Quelle est la morale de la fable le lièvre et la tortue - Jean de la fontaine
Des générations entières de petits français et françaises se sont soumis à l'exercice angoissant, à l'épreuve emplissant les joues de timidité, nous avons nommé la récitation. Un silence de mort régnant sur la classe, le regard des élèves fuyant celui du maître ou de la maîtresse craignant qu'un simple contact ne les verrait tout désignés pour rentrer dans l'arène des regards inquisiteurs, des oreilles attentives et des rires étouffés. Qui n'a pas récité l'Albatros de Baudelaire ou encore la fable le lièvre et la tortue de Jean de la Fontaine ? Des artistes dont le talent leur a permis de survivre des siècles durant, survivant grâce à leurs écrits, s'immortalisant par leur plume dont les vers ont dérouté le temps qui passe, leur pensée n'ayant cure de la mort elle-même par sa subsistance et son inscription dans les siècles. Immortels de l'esprit, immortels sans vie, nous voilà trifouillant vos écrits avec pour unique envie, celle de saisir votre essence sans la cuire à point, car il est de savoir commun que le feu brûle le génie.
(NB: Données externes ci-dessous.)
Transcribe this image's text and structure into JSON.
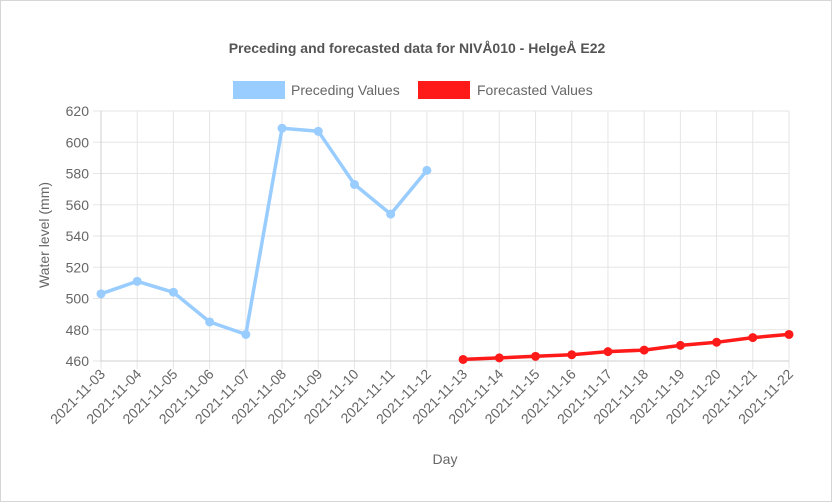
{
  "chart_data": {
    "type": "line",
    "title": "Preceding and forecasted data for NIVÅ010 - HelgeÅ E22",
    "xlabel": "Day",
    "ylabel": "Water level (mm)",
    "ylim": [
      460,
      620
    ],
    "yticks": [
      460,
      480,
      500,
      520,
      540,
      560,
      580,
      600,
      620
    ],
    "grid": true,
    "legend_position": "top-center",
    "categories": [
      "2021-11-03",
      "2021-11-04",
      "2021-11-05",
      "2021-11-06",
      "2021-11-07",
      "2021-11-08",
      "2021-11-09",
      "2021-11-10",
      "2021-11-11",
      "2021-11-12",
      "2021-11-13",
      "2021-11-14",
      "2021-11-15",
      "2021-11-16",
      "2021-11-17",
      "2021-11-18",
      "2021-11-19",
      "2021-11-20",
      "2021-11-21",
      "2021-11-22"
    ],
    "series": [
      {
        "name": "Preceding Values",
        "color": "#99ccff",
        "values": [
          503,
          511,
          504,
          485,
          477,
          609,
          607,
          573,
          554,
          582,
          null,
          null,
          null,
          null,
          null,
          null,
          null,
          null,
          null,
          null
        ]
      },
      {
        "name": "Forecasted Values",
        "color": "#ff1a1a",
        "values": [
          null,
          null,
          null,
          null,
          null,
          null,
          null,
          null,
          null,
          null,
          461,
          462,
          463,
          464,
          466,
          467,
          470,
          472,
          475,
          477
        ]
      }
    ]
  }
}
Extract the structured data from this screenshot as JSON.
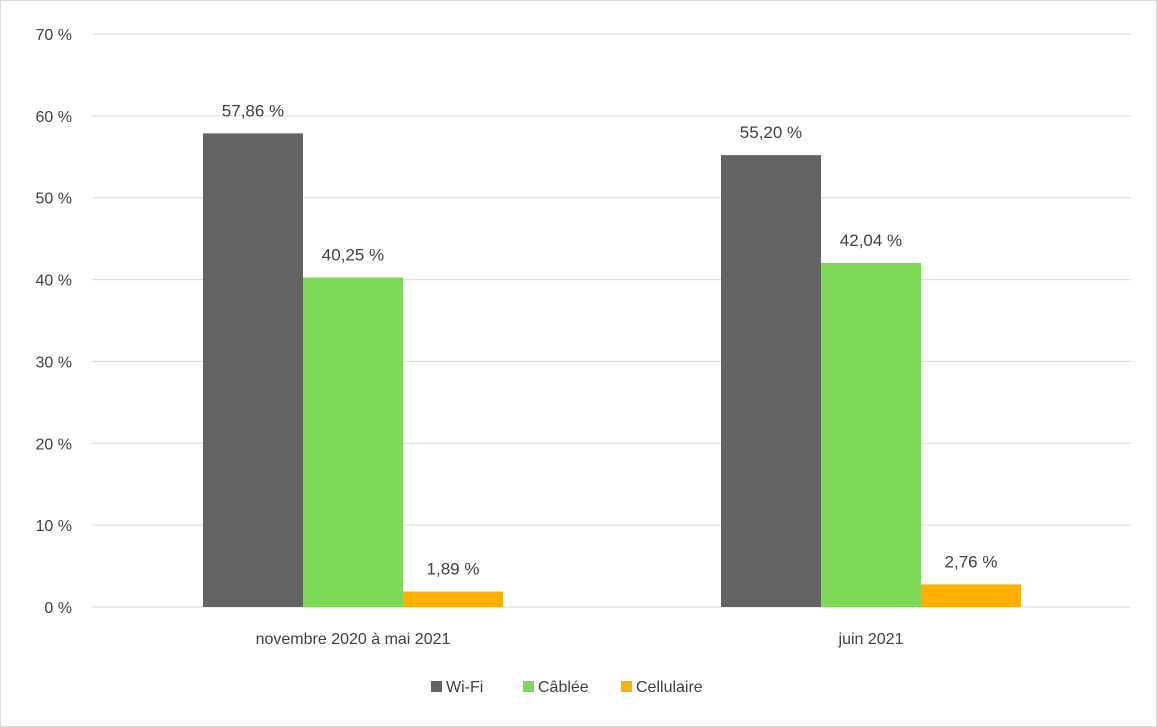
{
  "chart_data": {
    "type": "bar",
    "categories": [
      "novembre 2020 à mai 2021",
      "juin 2021"
    ],
    "series": [
      {
        "name": "Wi-Fi",
        "values": [
          57.86,
          55.2
        ],
        "labels": [
          "57,86 %",
          "55,20 %"
        ],
        "color": "#636363"
      },
      {
        "name": "Câblée",
        "values": [
          40.25,
          42.04
        ],
        "labels": [
          "40,25 %",
          "42,04 %"
        ],
        "color": "#7ed957"
      },
      {
        "name": "Cellulaire",
        "values": [
          1.89,
          2.76
        ],
        "labels": [
          "1,89 %",
          "2,76 %"
        ],
        "color": "#ffb000"
      }
    ],
    "ylim": [
      0,
      70
    ],
    "yticks": [
      0,
      10,
      20,
      30,
      40,
      50,
      60,
      70
    ],
    "ytick_labels": [
      "0 %",
      "10 %",
      "20 %",
      "30 %",
      "40 %",
      "50 %",
      "60 %",
      "70 %"
    ],
    "grid": true,
    "legend": "bottom",
    "title": "",
    "xlabel": "",
    "ylabel": "",
    "colors": {
      "grid": "#d9d9d9",
      "text": "#404040"
    }
  }
}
Dans cet article de toutCOMMENT, nous nous pencherons sur la question suivante : Quelle est la morale de la fable le lièvre et la tortue.
Qui est Jean de la Fontaine
Rappelons en quelques mots, si vous le permettez, qui était cet écrivain, nommé Jean de la Fontaine. Il est né à Château-Thierry le 8 juillet 1621 et s'est évanoui le 13 avril 1695 dans cette belle ville qui est Paris. C'est un des poètes français les plus réputés, principalement connu pour sa pléthore de fables mettant en scène des animaux. Il est très important de comprendre ce qu'est une fable avant de se lancer dans l'analyse d'une, tout comme il est essentiel de savoir ce qu'est l'alphabet afin d'écrire sa plus belle poésie.
Qu'est-ce qu'une fable ?
Une fable est une courte histoire teintée d'humour, le plus souvent écrite en vers. Elle a pour but de distraire le lecteur tout en l'instruisant : c'est pourquoi elle se conclut sur une leçon que l'on appelle la morale.
Jean de la Fontaine vivait donc sous Louis XIV, à une époque où la liberté créatrice n'était pas sensiblement la même que celle d'aujourd'hui. Si, par ses écrits, un artiste désirait émettre une critique, il valait mieux se montrer malin et la dissimuler. La malice se niche dans la dénonce déguisée, sous couvert de bons mots et de situations pittoresquement théâtrales, Jean de la Fontaine dénonce la société du roi Soleil. À cet exercice, Jean de la Fontaine se voit là érigé en maître car les héros de ses fables lui permettent de critiquer les acteurs principaux de la société dans laquelle il vit.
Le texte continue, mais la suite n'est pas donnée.